The liver performs some essential functions every day in our body. The deposition of fat in your body is not limited to your thighs and belly, fat gets deposited to your internal organs as well. This can damage the organ and cause other health issues. The deposition of fat in the liver is referred to as fatty liver disease. It’s normal to have some fat in your liver cells. But too much can interfere with your liver’s normal functioning.
Liver functions – It acts as a filter to remove toxins from your blood. It helps digest your food. And it also helps keep your blood sugar constant, among other activities.
If fatty liver disease is because of certain health conditions, genes, diet, or digestive system then it is non-alcoholic fatty liver disease. Fatty liver disease due to heavy alcohol consumption is called alcohol-associated fatty liver disease.
Obesity and alcohol contribute to fatty liver disease. But more recently, scientists have learned that some toxins around us may also play a role. Since then, many more chemicals have been linked to fatty liver disease. Some are found in common household products and stick around in the environment. Chemical exposures may work together with other risk factors to worsen the disease.
Steps to protect your liver against fatty liver disease
Quit smoking –This will reduce the chances of developing non-alcoholic fatty liver disease.
Avoid heavy alcohol use - Drinking too much alcohol can have harmful effects on the liver.
Healthy lifestyle - The most effective measure to avoid any fatty liver disease is following a healthy lifestyle. Try to maintain a healthy weight and eat sensible portions.
Weight loss is helpful – If you are overweight, losing weight can also help as obesity is the prime cause of fatty liver disease. This also reduces your risk of heart attack and stroke. Heart disease is the leading cause of death in people with non-alcoholic fatty liver disease.

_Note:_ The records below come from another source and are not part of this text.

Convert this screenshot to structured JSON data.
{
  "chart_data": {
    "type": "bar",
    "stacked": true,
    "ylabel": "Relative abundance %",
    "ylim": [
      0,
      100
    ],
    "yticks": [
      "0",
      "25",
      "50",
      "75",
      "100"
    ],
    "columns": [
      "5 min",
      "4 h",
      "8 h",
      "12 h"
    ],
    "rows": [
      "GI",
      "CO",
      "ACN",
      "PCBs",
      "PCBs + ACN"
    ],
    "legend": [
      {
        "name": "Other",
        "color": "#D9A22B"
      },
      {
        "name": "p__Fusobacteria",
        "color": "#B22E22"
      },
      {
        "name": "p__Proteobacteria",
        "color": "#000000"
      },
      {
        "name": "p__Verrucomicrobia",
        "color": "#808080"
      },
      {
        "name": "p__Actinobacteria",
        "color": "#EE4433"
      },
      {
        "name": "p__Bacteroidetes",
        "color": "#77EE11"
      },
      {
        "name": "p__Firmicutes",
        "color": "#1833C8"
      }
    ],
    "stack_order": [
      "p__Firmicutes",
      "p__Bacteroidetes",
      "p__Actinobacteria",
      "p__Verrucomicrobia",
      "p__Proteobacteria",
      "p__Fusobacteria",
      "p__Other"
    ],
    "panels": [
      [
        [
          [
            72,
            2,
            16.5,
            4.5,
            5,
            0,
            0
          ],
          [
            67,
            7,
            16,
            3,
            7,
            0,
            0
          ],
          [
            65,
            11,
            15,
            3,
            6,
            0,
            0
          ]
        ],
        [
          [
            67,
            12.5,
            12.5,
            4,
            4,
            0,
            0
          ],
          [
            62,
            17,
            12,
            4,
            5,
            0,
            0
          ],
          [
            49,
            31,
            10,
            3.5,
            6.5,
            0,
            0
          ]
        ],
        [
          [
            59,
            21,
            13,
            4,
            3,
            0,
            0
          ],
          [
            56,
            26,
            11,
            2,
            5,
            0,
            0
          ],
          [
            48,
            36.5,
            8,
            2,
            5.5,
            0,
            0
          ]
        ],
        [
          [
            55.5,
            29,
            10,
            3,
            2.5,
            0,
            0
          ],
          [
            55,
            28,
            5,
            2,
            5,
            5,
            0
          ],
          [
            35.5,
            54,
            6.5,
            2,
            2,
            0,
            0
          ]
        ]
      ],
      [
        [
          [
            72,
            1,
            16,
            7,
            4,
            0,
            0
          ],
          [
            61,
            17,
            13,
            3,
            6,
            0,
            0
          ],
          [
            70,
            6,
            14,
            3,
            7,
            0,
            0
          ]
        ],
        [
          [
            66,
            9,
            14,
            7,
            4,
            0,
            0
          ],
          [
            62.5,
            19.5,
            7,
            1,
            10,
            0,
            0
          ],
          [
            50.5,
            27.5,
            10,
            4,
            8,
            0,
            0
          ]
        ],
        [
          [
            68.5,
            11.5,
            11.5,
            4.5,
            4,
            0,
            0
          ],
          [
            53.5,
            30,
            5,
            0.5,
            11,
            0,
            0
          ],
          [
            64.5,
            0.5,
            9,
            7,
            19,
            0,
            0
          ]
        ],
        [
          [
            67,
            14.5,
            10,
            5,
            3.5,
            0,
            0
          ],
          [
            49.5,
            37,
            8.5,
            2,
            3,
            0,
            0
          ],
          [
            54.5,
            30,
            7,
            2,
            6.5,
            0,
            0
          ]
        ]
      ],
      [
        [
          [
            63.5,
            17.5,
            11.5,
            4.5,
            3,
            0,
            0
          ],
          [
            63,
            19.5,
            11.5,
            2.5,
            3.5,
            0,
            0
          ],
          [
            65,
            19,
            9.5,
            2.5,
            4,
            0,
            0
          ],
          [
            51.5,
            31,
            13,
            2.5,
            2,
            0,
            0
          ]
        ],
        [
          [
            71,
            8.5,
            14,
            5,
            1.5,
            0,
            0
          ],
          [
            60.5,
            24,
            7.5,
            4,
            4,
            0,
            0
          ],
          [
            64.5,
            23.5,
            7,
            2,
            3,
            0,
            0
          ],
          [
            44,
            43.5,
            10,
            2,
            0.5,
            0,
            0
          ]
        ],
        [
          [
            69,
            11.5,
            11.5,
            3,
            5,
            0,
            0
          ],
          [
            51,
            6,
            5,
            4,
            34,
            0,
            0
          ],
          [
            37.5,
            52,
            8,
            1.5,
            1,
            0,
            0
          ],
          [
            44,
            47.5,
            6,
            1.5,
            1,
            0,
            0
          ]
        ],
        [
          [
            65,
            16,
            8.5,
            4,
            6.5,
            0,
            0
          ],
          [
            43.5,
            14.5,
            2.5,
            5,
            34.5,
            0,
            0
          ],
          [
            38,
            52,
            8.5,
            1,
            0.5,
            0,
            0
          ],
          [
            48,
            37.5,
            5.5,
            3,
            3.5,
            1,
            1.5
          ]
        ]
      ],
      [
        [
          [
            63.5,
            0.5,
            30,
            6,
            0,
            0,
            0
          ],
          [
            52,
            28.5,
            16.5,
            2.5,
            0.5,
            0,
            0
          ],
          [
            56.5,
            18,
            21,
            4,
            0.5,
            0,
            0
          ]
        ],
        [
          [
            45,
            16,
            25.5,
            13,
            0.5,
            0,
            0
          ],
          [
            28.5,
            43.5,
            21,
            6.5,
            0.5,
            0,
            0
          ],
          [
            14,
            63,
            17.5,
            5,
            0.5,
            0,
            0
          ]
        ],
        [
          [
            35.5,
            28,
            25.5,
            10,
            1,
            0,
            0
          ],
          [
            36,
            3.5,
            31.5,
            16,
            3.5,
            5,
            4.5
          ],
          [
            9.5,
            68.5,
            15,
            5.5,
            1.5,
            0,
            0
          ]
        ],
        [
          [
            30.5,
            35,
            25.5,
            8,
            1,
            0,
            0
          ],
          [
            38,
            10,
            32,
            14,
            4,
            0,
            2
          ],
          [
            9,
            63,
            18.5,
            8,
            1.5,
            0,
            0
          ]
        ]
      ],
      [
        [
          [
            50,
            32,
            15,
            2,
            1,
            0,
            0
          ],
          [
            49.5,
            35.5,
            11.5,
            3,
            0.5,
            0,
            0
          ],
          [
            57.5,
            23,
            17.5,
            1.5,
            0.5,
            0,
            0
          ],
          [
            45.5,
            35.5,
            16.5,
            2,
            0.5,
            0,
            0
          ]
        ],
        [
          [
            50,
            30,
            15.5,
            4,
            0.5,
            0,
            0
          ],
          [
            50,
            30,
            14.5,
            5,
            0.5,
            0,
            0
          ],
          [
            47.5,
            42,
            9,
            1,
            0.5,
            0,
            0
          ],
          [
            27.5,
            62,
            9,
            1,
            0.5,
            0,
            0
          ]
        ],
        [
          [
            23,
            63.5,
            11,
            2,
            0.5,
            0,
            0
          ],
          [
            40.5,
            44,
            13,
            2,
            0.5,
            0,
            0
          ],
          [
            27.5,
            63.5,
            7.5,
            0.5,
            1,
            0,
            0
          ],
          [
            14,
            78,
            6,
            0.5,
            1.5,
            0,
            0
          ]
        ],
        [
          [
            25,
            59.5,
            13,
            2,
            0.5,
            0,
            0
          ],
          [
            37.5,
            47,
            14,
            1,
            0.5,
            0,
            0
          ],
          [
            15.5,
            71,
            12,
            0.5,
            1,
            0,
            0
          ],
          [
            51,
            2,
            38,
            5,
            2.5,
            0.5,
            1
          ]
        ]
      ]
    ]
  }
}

Limit the fat content in your meals - Replace saturated fats with healthier unsaturated fats, like those in fish, flaxseeds, and walnuts.
Avoid foods and drinks with large amounts of sugars, especially fructose - These include sweetened soft drinks, sports drinks, sweetened tea, and juices.
Eat more fruits, vegetables, and whole grains - You might also consider washing your fruits and vegetables before eating. This can lower your exposure to pesticides.